Переживания же порой вспыхнут перед сном. Поскребут противным упреком, мол, как она там. Позвонить ведь мог. Долго ли трубку взять... Но...

                        Какое низкое коварство

Утешаешь себя обещанием, которое затирается буднями следующего дня. Итак постепенно-постепенно доматываешь до какого-то семейного события. И вот под праздничный тортик, отыгрывая вину за «не позвонил», подсаживаешься, старательно забывая о стабильно неоптимистических диагнозах...
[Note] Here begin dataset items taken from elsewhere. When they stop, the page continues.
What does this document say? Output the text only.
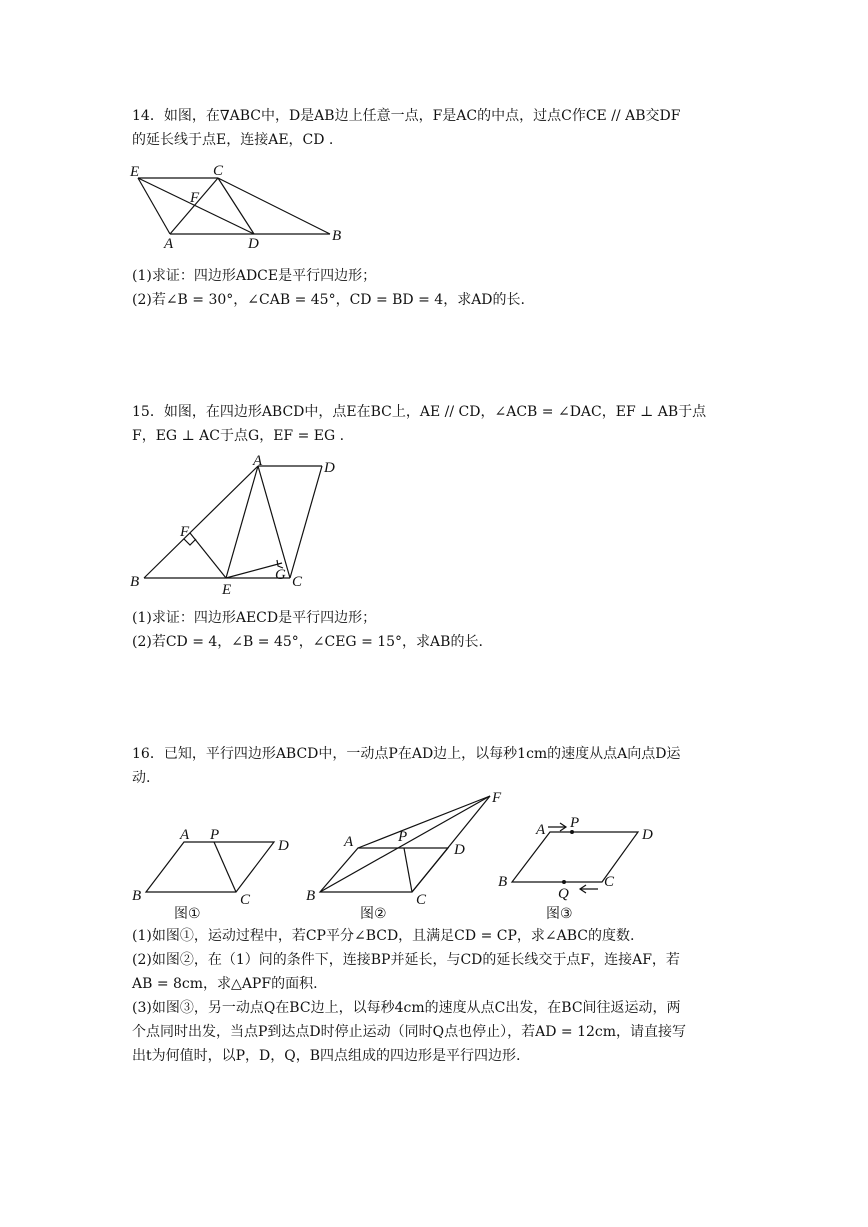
14．如图，在∇ABC中，D是AB边上任意一点，F是AC的中点，过点C作CE // AB交DF
的延长线于点E，连接AE，CD .
E	C
F
A	D	B
(1)求证：四边形ADCE是平行四边形；
(2)若∠B = 30°，∠CAB = 45°，CD = BD = 4，求AD的长.
15．如图，在四边形ABCD中，点E在BC上，AE // CD，∠ACB = ∠DAC，EF ⊥ AB于点
F，EG ⊥ AC于点G，EF = EG .
A	D
F
B	E
G C
(1)求证：四边形AECD是平行四边形；
(2)若CD = 4，∠B = 45°，∠CEG = 15°，求AB的长.
16．已知，平行四边形ABCD中，一动点P在AD边上，以每秒1cm的速度从点A向点D运
动.
A P
D
B	C
图①
A	P
D
B	C
F
图②
A P
D
B	C
Q
图③
(1)如图①，运动过程中，若CP平分∠BCD，且满足CD = CP，求∠ABC的度数.
(2)如图②，在（1）问的条件下，连接BP并延长，与CD的延长线交于点F，连接AF，若
AB = 8cm，求△APF的面积.
(3)如图③，另一动点Q在BC边上，以每秒4cm的速度从点C出发，在BC间往返运动，两
个点同时出发，当点P到达点D时停止运动（同时Q点也停止），若AD = 12cm，请直接写
出t为何值时，以P，D，Q，B四点组成的四边形是平行四边形.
                        Полуживого забавлять,

Рассказываешь о жизни, о детях, о работе, еще о детях. Самих детей шугнешь, чтоб рассказали о своих делах... Только видишь, как не включается человек. Старость берет свое. Да и просто время другое. Интересы другие. Но не обижать же родного человека... Поэтому начинаешь невольно компенсировать минуты общения мелкой заботой.

                        Ему подушки поправлять,

Сесть поудобнее поможешь. Салатику праздничного положишь. Кусочек мяса помельче разрежешь. Тарелку сменишь.

                        Печально подносить лекарство,

И вежливо, как бы заинтересованно спросишь о жизни. Только что там за жизнь? Поездка к врачу – событие. Разговор с соседкой – подробности жизни неизвестных. Незатейливое старческое меню, да какие-то идиотские телепередачи. Но слушаешь, усиленно удерживая интерес. Даже что-то переспрашиваешь, уточняешь...

                        Вздыхать и думать про себя:

Что перед тобой не человек, а его тень. Бледнеющая и блекнувшая с каждым днем. Она еще не выцвела окончательно, но уже ушла из твоей жизни. Так же как ушли и переживания за человека. Для разума ее финальная будущая точка уже реальнее сегодняшней жизни.  И почти не стыдишь себя, мысленно прикидывая что потом возьмешь. Просто тупо ждешь...

                        Когда же черт возьмет тебя!

Рука резким «змеиным» броском цапнула плейер и отрвала его от хвоста зарядки.